Shigeru Aoki

Shigeru Aoki (Japanese青木 繁; * 1882 in Kurume, Kyushu, † 1911 in Fukuoka, Kyushu ) was a Japanese painter.

Biography

Aoki Shigeru was interested very early for the Western modern painting and the resulting developed Western-influenced art direction Yōga. He left his family at 17 and went to Tokyo to study painting. He worked with Koyama Shotaro together, a pupil of the Italian painter Antonio Fontanesi, which at the Kobu Bijutsu Gakko (Technical Art School Tokyo ) taught, and then went to Kuroda Seiki at the Tōkyō Bijutsu Gakko, the Tokyo Art College, now the Tokyo National University of Fine Arts and Music. Aoki completed his training in 1904, after he was able to exhibit his paintings as a student, together with the group of artists founded in 1896 Hakubakai to Kuroda.

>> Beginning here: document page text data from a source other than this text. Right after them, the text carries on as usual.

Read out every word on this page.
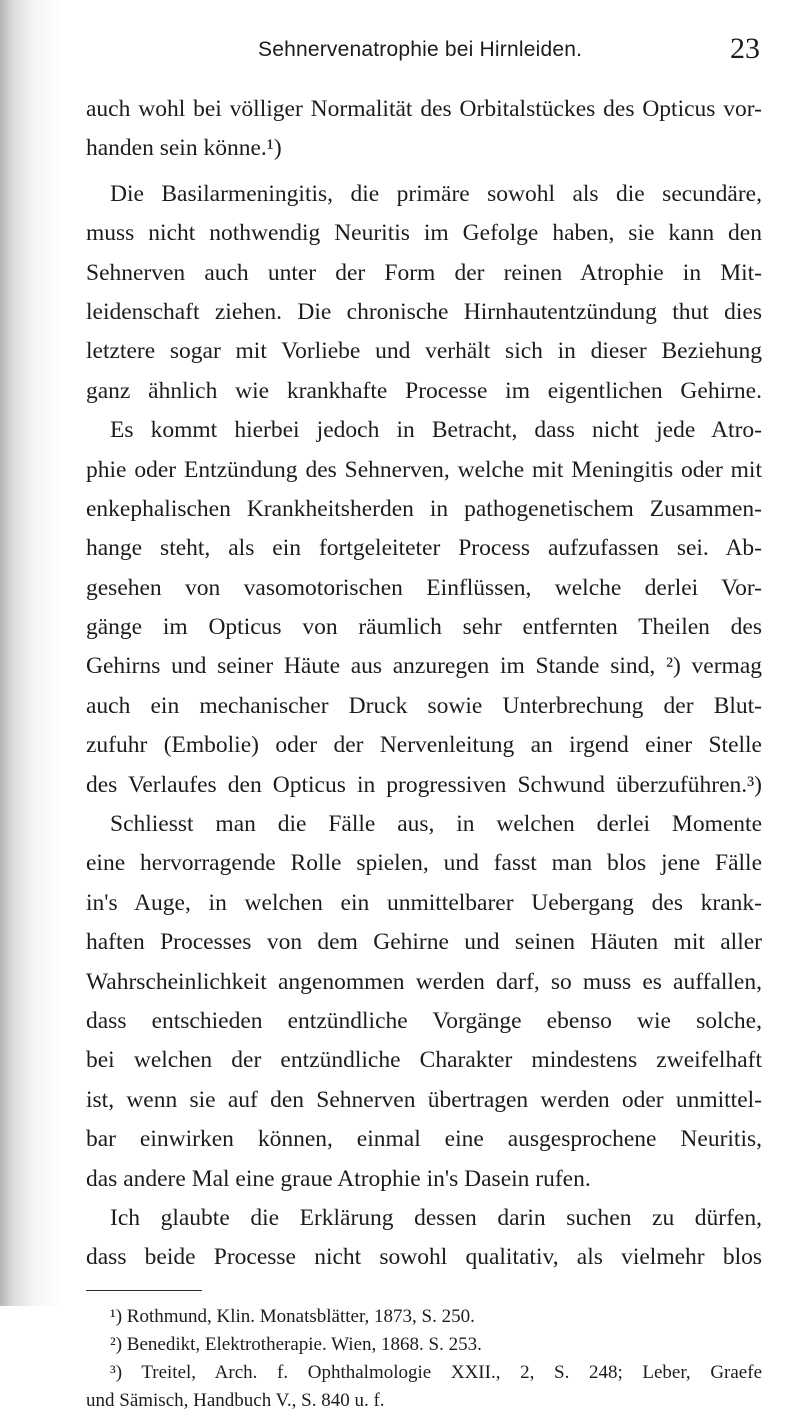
Sehnervenatrophie bei Hirnleiden.	23
auch wohl bei völliger Normalität des Orbitalstückes des Opticus vor-
handen sein könne.¹)
Die Basilarmeningitis, die primäre sowohl als die secundäre,
muss nicht nothwendig Neuritis im Gefolge haben, sie kann den
Sehnerven auch unter der Form der reinen Atrophie in Mit-
leidenschaft ziehen. Die chronische Hirnhautentzündung thut dies
letztere sogar mit Vorliebe und verhält sich in dieser Beziehung
ganz ähnlich wie krankhafte Processe im eigentlichen Gehirne.
Es kommt hierbei jedoch in Betracht, dass nicht jede Atro-
phie oder Entzündung des Sehnerven, welche mit Meningitis oder mit
enkephalischen Krankheitsherden in pathogenetischem Zusammen-
hange steht, als ein fortgeleiteter Process aufzufassen sei. Ab-
gesehen von vasomotorischen Einflüssen, welche derlei Vor-
gänge im Opticus von räumlich sehr entfernten Theilen des
Gehirns und seiner Häute aus anzuregen im Stande sind, ²) vermag
auch ein mechanischer Druck sowie Unterbrechung der Blut-
zufuhr (Embolie) oder der Nervenleitung an irgend einer Stelle
des Verlaufes den Opticus in progressiven Schwund überzuführen.³)
Schliesst man die Fälle aus, in welchen derlei Momente
eine hervorragende Rolle spielen, und fasst man blos jene Fälle
in's Auge, in welchen ein unmittelbarer Uebergang des krank-
haften Processes von dem Gehirne und seinen Häuten mit aller
Wahrscheinlichkeit angenommen werden darf, so muss es auffallen,
dass entschieden entzündliche Vorgänge ebenso wie solche,
bei welchen der entzündliche Charakter mindestens zweifelhaft
ist, wenn sie auf den Sehnerven übertragen werden oder unmittel-
bar einwirken können, einmal eine ausgesprochene Neuritis,
das andere Mal eine graue Atrophie in's Dasein rufen.
Ich glaubte die Erklärung dessen darin suchen zu dürfen,
dass beide Processe nicht sowohl qualitativ, als vielmehr blos
¹) Rothmund, Klin. Monatsblätter, 1873, S. 250.
²) Benedikt, Elektrotherapie. Wien, 1868. S. 253.
³) Treitel, Arch. f. Ophthalmologie XXII., 2, S. 248; Leber, Graefe
und Sämisch, Handbuch V., S. 840 u. f.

In addition to painting, Aoki concentrated on literature and unteressierte mainly for Japanese, Indian and European- Christian mythology. About this preference he came to a romantic -influenced style of painting and some of his best known paintings presented history paintings of mythological content dar. These included Tenpyo Era and Harvest of the Sea, both in 1904 emerged and today hang in Tokyo, Bridgestone Museum of Art. Also Ōnamuchi no Mikoto (1905 ) and Palace under the Sea ( 1907) can be seen in this museum and based on mythological content from the Kojiki. For his friend, poet Kanbara Ariake Aoki also could paint some book illustrations, he also painted regularly Sea and coastal landscapes on the coast north of Tokyo.

Aoki Shigeru left Tokyo and returned to Kyushu, where he largely isolated from social life. At only 29, he died in 1911 from pulmonary tuberculosis, and his pictures came up after the second world war into oblivion.